RUGBY NEWS - Former captain Michael Clarke said on Sunday a bitter pay dispute between players and Cricket Australia was "horrible" for the game and their relationship was likely to be in tatters even after a resolution.
After months of negotiations, the players and CA have failed to reach agreement on a new pay deal, leaving 230 cricketers unemployed since the end of June when their contracts expired.
CA chief executive James Sutherland said last week that unless intensive negotiations over a revenue-sharing deal produced a compromise by early this week, his organisation would seek the intervention of an industrial umpire to resolve the impasse.
Clarke feared things would not be the same between the governing body and the players if and when the disagreement was finally resolved.
"I think it's been horrible for the game, to be honest," Clarke said told commercial broadcaster Channel Nine.
"There is no doubt what has happened will affect the relationship even more than it already was affected between players and Cricket Australia.

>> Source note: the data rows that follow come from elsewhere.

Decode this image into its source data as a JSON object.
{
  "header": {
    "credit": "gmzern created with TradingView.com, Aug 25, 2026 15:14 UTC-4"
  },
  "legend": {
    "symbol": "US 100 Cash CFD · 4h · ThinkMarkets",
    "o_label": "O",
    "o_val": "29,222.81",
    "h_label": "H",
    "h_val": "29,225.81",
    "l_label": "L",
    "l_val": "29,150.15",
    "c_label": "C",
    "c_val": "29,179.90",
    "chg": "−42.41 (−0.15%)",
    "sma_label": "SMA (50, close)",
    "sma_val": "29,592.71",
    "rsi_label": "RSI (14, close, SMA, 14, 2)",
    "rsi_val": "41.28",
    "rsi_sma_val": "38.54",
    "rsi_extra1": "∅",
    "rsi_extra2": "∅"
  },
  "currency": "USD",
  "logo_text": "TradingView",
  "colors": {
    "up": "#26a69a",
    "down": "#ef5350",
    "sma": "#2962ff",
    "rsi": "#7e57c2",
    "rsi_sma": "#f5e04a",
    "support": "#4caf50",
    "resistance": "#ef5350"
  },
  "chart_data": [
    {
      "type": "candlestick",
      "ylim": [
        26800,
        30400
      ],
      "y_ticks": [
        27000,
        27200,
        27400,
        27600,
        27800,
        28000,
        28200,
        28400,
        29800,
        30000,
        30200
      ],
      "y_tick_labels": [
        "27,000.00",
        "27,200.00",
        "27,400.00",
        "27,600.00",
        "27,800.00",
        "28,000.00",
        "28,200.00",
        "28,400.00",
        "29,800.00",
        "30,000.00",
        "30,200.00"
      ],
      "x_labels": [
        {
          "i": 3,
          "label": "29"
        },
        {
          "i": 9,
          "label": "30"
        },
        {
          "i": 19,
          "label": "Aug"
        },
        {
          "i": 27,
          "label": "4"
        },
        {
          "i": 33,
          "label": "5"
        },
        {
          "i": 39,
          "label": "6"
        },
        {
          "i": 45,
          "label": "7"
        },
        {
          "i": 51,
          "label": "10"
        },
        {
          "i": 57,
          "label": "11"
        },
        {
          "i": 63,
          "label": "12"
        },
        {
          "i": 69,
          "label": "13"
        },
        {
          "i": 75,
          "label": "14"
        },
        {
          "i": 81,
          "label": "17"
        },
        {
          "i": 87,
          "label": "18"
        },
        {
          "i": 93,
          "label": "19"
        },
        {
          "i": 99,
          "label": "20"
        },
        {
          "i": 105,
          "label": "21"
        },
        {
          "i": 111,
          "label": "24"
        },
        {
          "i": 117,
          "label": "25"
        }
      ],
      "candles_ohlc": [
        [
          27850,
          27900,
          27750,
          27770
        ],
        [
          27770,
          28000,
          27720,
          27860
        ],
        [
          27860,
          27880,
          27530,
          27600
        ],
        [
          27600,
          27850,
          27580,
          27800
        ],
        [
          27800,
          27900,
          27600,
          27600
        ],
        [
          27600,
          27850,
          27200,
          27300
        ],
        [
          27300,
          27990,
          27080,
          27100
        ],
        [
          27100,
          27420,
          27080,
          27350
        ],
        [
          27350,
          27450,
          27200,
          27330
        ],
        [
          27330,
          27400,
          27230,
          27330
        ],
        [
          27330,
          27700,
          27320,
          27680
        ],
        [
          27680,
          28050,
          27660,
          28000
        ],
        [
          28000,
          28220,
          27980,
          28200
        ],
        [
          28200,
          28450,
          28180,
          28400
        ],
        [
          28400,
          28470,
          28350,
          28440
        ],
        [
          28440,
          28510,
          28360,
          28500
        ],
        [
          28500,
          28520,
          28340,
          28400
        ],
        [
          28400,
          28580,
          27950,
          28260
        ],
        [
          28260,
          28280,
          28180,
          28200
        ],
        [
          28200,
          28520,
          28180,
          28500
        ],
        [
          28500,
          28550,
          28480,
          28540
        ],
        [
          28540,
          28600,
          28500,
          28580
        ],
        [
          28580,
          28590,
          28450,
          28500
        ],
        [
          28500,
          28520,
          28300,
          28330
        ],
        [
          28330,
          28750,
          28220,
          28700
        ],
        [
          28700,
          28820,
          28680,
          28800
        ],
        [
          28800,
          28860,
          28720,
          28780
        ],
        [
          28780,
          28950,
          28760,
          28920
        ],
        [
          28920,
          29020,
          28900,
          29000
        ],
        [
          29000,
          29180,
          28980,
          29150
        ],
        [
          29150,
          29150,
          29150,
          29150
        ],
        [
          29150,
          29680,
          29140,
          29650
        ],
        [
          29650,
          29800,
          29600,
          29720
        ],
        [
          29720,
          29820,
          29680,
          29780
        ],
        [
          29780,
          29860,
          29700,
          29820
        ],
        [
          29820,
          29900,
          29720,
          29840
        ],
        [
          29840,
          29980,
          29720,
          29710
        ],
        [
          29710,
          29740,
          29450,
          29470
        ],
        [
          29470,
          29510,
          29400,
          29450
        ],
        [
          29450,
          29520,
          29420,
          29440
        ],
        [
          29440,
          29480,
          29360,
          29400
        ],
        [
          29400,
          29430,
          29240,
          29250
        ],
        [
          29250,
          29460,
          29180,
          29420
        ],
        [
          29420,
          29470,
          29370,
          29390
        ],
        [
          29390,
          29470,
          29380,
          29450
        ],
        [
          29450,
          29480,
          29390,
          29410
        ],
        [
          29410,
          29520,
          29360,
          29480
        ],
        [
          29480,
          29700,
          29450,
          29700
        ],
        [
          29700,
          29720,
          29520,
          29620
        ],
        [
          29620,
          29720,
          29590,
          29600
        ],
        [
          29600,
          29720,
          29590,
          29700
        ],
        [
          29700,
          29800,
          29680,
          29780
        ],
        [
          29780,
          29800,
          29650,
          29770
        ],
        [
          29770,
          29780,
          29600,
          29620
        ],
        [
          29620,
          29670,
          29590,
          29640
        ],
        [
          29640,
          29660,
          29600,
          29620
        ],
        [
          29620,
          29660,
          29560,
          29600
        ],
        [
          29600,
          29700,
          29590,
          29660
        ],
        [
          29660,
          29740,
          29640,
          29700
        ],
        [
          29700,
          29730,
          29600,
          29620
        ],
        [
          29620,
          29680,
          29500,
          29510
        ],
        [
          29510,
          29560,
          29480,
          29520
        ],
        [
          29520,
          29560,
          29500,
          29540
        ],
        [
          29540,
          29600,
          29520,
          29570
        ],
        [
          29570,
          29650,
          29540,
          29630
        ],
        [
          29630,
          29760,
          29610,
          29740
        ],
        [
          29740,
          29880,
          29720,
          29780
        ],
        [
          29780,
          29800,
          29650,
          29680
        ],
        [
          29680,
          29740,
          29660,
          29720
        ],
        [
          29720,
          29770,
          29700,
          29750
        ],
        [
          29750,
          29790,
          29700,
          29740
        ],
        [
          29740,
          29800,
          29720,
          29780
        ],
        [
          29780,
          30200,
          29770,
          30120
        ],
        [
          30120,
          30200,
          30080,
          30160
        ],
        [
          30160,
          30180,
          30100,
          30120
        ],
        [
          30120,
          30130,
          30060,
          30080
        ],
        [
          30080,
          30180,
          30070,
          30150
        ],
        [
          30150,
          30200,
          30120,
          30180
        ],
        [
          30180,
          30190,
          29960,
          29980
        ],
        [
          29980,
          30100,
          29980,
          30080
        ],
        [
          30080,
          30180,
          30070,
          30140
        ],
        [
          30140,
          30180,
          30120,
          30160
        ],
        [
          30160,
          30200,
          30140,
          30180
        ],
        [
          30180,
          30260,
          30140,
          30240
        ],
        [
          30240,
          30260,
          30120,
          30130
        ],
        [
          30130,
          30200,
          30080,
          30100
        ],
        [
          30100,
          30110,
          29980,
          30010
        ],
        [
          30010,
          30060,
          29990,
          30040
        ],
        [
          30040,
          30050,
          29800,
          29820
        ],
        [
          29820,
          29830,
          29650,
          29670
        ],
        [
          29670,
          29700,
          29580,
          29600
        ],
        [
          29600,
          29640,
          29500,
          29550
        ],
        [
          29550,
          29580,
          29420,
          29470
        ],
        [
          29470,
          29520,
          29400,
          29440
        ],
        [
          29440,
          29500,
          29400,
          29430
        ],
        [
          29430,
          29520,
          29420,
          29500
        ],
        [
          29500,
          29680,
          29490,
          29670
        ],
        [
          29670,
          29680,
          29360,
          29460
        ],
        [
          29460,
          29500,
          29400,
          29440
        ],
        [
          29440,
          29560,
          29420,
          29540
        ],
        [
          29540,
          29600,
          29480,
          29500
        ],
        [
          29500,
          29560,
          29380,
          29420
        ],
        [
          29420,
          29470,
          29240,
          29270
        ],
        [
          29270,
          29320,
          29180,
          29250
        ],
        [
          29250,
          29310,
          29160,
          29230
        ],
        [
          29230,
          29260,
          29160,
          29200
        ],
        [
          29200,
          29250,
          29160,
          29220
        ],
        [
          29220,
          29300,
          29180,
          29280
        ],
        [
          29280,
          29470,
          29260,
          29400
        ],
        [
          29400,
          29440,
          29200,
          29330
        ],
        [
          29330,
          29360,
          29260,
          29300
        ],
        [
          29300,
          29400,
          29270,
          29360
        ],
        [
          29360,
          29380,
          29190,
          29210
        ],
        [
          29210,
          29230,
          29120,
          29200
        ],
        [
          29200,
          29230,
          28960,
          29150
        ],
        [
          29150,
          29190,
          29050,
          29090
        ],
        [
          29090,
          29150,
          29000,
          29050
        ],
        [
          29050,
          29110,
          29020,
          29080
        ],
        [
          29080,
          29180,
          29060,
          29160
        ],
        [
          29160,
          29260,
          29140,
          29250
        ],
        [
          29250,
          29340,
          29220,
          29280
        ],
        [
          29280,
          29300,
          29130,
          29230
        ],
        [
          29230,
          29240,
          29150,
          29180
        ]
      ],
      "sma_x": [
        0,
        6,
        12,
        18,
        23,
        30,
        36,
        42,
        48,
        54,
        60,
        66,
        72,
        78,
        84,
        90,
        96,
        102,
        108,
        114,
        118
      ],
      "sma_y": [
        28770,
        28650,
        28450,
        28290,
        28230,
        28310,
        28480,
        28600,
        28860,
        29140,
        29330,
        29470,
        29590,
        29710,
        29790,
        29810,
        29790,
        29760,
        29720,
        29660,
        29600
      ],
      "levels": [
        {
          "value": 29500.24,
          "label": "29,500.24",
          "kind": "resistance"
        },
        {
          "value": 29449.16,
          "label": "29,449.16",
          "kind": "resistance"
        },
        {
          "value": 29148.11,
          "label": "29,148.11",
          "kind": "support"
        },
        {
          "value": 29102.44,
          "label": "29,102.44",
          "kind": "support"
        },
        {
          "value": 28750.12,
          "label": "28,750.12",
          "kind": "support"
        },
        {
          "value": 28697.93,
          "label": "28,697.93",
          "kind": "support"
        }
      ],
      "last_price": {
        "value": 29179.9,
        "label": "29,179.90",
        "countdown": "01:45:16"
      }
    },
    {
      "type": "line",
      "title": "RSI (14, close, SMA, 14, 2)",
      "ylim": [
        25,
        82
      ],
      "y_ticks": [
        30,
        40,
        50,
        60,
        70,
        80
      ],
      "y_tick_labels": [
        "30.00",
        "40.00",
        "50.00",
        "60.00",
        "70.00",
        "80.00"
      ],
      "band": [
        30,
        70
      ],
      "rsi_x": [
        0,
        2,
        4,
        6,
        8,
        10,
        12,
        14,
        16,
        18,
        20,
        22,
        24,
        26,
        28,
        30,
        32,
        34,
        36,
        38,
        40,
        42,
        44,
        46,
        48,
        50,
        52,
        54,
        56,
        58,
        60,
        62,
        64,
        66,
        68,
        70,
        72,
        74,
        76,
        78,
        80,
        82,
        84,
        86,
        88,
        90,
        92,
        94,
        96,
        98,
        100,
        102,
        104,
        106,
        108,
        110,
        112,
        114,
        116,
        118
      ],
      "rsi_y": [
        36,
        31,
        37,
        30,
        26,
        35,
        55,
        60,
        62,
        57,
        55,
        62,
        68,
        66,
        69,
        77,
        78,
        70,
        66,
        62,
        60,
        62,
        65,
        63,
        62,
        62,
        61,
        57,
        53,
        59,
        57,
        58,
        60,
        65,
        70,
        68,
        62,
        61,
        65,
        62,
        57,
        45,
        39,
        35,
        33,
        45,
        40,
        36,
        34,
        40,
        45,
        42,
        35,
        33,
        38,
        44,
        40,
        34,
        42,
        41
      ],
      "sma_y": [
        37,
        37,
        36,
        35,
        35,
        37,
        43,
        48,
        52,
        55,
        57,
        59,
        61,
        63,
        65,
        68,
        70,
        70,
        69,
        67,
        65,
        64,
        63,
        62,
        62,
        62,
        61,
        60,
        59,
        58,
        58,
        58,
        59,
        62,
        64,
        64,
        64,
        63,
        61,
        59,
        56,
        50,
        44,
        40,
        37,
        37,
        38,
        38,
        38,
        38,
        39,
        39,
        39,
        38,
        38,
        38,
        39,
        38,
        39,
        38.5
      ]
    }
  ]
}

"The problem we have got now is that it is not just the Australian players that are affected", he added, saying the fans and the public were also involved in "the No 1 story in Australian sport".
Negotiations between the two warring parties continued over the weekend, with the key issue a new revenue model.
The players were paid from gross revenue for the past two decades, but CA now wants payments to come from a set pool, with players to share only in surplus revenue.